For example, an EOSDIS user may want to retrieve all atmospheric data relating to volcanic smog (vog) downwind of a long, slow eruption. Instruments aboard a spacecraft take readings in various wavelengths, each of which is its own data set. A user may also need to scan separate reams of wind and cloud data from NOAA. Today, there's no easy correlation among such data sets. You can't readily mix information from different instruments or different agencies - combine ground-based measurements with satellite imagery, for example - to generate pandimensional views of earth phenomena. The cataloged data sets that exist can be interrogated and filtered, but they can't be tapped more than one at a time or answer questions they weren't designed to field. So researchers have to find each separate data set and zero in on the particulars.

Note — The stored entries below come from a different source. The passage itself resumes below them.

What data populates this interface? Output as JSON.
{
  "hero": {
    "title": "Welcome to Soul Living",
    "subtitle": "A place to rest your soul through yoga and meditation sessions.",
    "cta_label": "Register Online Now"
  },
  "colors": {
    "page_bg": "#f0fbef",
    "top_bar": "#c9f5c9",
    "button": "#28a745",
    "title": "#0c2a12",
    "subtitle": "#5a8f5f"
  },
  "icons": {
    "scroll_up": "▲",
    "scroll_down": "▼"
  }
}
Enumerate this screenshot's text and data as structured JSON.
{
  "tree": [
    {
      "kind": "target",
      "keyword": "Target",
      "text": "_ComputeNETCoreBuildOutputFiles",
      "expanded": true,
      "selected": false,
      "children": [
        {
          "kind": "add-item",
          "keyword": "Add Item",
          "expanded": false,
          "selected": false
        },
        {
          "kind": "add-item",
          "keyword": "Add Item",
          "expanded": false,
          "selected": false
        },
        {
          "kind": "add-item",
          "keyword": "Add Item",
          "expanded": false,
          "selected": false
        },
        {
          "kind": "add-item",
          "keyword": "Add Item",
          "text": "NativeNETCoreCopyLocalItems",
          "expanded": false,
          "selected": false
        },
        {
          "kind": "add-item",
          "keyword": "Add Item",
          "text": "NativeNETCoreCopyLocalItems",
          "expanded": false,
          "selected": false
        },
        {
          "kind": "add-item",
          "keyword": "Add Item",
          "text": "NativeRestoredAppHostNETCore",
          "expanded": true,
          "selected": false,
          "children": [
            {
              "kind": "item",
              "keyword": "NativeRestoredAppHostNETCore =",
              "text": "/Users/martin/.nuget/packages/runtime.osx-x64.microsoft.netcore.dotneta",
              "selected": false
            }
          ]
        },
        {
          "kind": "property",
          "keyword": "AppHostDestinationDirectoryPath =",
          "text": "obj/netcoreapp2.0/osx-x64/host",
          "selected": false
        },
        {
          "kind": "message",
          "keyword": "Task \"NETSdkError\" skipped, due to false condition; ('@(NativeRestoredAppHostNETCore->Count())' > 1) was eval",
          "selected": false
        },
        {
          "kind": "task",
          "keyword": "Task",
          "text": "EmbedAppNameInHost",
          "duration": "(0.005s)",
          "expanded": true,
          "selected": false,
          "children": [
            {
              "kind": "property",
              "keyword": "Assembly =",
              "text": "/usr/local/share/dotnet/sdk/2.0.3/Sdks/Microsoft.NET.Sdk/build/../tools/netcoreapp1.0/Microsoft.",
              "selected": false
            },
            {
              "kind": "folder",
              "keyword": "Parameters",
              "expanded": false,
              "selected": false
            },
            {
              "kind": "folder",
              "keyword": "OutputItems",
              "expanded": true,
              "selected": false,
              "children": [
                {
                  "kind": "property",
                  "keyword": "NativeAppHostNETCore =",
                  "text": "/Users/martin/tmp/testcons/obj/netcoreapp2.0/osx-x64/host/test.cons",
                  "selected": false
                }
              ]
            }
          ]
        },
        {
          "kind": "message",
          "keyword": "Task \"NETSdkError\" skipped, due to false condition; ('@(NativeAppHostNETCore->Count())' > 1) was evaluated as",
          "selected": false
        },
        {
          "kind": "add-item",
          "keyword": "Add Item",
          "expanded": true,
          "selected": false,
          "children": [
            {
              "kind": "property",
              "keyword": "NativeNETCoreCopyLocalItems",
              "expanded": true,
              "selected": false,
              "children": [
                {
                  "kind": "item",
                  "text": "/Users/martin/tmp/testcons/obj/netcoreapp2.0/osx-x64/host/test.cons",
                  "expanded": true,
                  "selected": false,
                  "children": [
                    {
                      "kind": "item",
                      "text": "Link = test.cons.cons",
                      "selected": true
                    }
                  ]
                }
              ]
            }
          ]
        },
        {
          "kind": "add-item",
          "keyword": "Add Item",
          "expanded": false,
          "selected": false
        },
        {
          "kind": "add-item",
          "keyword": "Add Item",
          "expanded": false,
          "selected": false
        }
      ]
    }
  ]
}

To solve that problem, EOSDIS is developing the IISS. This distributed visualization browser is designed to make working with EOSDIS archives more intuitive and visual. Similar to what a conventional spreadsheet does for numbers and text, NASA's interactive spreadsheet will organize and display the relationship among scientific imagery gathered by EOSDIS. IISS will allow users to simultaneously examine data from multiple archives. The relationship between vog and downwind acid rain, for example, would appear visually on screen as users browse for the information they need."[IISS] does two things for us," Knoble says. "It becomes a search engine for the sort of data we have to handle, and it also becomes a next-level visualization tool that lets people start seeing things differently than we do now. This is the sort of data tool that people have been thinking about for years, but the technology is just now getting into the ballpark where we can begin to implement it."

And IISS is a net-killer, for sure. "A user might hit three or four sites, draw down 10G bytes of data, and say, 'Oops, that's not what we're looking for' - then start all over," Knoble says. "So while we don't have tens of thousands of transactions and different services going on like they do in corporate networks, when you get a few hundred or a thousand researchers pulling data like that every day, our challenge becomes pretty interesting."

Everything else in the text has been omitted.